17. Computersystem, insbesondere Textverarbeitungssystem, zur Suche und/oder Korrektur einer fehlerhaften Zeichenkette F(i) in einem Text, wobei die entsprechende fehlerfreie Zeichenkette S(i) in dem Text vorkommt,
- mit einem ersten Speicher (1) zur Speicherung des Texts,
- mit einem zweiten Speicher zur Speicherung der Auftretenshäufigkeit H(S(i)) der fehlerfreien Zeichenkette S(i) und
- mit einem dritten Speicher (3) zur Speicherung der Auftretenshäufigkeit H(f(ij) einer möglichen fehlerhaften Zeichenkette f(ij),
- mit einem vierten Speicher (4) zur Speicherung einer Regel R(j),
und mit Prozessormitteln (2), die enthalten:
- eine Veränderungseinrichtung (5) zur Veränderung der fehlerfreien Zeichenkette S(i) nach der Regel R(j), so daß eine mögliche fehlerhafte Zeichenkette f(ij) erzeugbar ist,
- eine Ermittlungseinrichtung (6) zur Ermittlung der Auftretenshäufigkeit H(f(ij)) einer möglichen fehlerhaften Zeichenkette f(ij),
- eine Vergleichseinrichtung (7) zum Vergleich der Auftretenshäufigkeiten H(S(i)) und H(f(ij)) und
- eine Zuordnungseinrichtung (8) zur Zuordnung der möglichen fehlerhaften Zeichenkette f(ij) zu der fehlerhaften Zeichenkette F(i) basierend auf einem Ausgangssignal der Einrichtung (7) zum Vergleich, enthalten.

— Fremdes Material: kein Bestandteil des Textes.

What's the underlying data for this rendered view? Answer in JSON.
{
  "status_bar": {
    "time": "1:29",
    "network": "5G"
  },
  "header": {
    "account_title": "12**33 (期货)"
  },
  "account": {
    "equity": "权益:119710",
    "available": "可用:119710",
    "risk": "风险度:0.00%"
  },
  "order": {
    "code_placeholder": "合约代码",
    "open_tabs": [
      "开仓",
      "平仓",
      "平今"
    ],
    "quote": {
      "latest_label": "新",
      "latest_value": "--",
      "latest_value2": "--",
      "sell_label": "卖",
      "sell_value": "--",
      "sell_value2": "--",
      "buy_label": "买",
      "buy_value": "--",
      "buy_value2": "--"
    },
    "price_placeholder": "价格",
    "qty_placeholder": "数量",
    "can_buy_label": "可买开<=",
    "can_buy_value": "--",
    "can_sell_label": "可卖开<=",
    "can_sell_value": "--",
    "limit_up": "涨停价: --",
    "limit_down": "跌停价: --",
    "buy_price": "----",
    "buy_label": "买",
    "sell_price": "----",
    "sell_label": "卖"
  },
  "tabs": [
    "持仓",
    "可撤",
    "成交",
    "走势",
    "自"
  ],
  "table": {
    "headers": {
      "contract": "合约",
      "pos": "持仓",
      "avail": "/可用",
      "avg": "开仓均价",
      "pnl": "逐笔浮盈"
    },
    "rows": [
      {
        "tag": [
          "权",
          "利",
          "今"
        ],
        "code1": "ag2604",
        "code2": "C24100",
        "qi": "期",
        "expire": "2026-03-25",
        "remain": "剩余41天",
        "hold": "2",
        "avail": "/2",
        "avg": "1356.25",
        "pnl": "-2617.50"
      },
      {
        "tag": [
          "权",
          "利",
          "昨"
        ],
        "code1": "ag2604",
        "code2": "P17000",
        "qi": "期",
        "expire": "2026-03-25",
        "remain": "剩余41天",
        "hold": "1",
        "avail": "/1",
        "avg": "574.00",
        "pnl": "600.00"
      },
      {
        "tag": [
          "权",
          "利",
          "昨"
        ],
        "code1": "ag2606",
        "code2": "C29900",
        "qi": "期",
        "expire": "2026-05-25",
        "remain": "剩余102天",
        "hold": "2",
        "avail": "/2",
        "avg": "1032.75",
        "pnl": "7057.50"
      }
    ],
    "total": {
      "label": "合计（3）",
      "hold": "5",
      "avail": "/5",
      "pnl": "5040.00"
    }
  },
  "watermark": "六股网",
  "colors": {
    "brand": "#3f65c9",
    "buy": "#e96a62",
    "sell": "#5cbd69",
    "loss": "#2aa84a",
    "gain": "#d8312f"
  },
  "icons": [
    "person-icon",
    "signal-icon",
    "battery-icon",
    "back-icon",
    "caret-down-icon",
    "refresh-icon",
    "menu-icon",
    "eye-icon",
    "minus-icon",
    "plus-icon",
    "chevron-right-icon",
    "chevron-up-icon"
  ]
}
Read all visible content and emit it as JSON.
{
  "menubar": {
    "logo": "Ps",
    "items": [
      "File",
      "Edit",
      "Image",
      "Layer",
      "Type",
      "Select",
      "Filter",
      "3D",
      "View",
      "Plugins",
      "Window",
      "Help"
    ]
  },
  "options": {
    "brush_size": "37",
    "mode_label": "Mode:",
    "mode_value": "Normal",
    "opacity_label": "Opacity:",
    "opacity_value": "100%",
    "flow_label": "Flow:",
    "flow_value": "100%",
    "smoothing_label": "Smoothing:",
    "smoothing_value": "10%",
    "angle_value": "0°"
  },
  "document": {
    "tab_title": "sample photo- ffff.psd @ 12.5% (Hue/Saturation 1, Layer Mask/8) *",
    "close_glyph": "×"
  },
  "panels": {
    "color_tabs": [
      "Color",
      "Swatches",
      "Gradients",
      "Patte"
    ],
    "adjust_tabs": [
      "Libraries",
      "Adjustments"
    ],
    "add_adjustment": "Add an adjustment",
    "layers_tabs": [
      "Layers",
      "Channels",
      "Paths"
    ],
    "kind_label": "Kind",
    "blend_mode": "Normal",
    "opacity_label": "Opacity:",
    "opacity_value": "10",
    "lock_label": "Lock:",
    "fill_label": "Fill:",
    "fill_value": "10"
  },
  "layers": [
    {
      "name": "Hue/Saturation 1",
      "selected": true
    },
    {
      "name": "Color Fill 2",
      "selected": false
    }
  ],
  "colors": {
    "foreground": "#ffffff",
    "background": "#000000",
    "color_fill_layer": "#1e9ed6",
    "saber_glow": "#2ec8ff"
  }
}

20. Verwendung eines Computersystems nach einem der Ansprüche 17 bis 19 in einem System zur maschinellen optischen Zeichenerkennung,
wobei das System zur maschinellen optischen Zeichenerkennung einen Rohtext erzeugt und den Rohtext zur Suche und/oder Korrektur einer oder mehrerer fehlerhaften Zeichenketten F(i) in das Computersystem eingibt.”
Wegen des Inhalts der übrigen Ansprüche wird auf die Akten des Deutschen Patent- und Markenamts Bezug genommen.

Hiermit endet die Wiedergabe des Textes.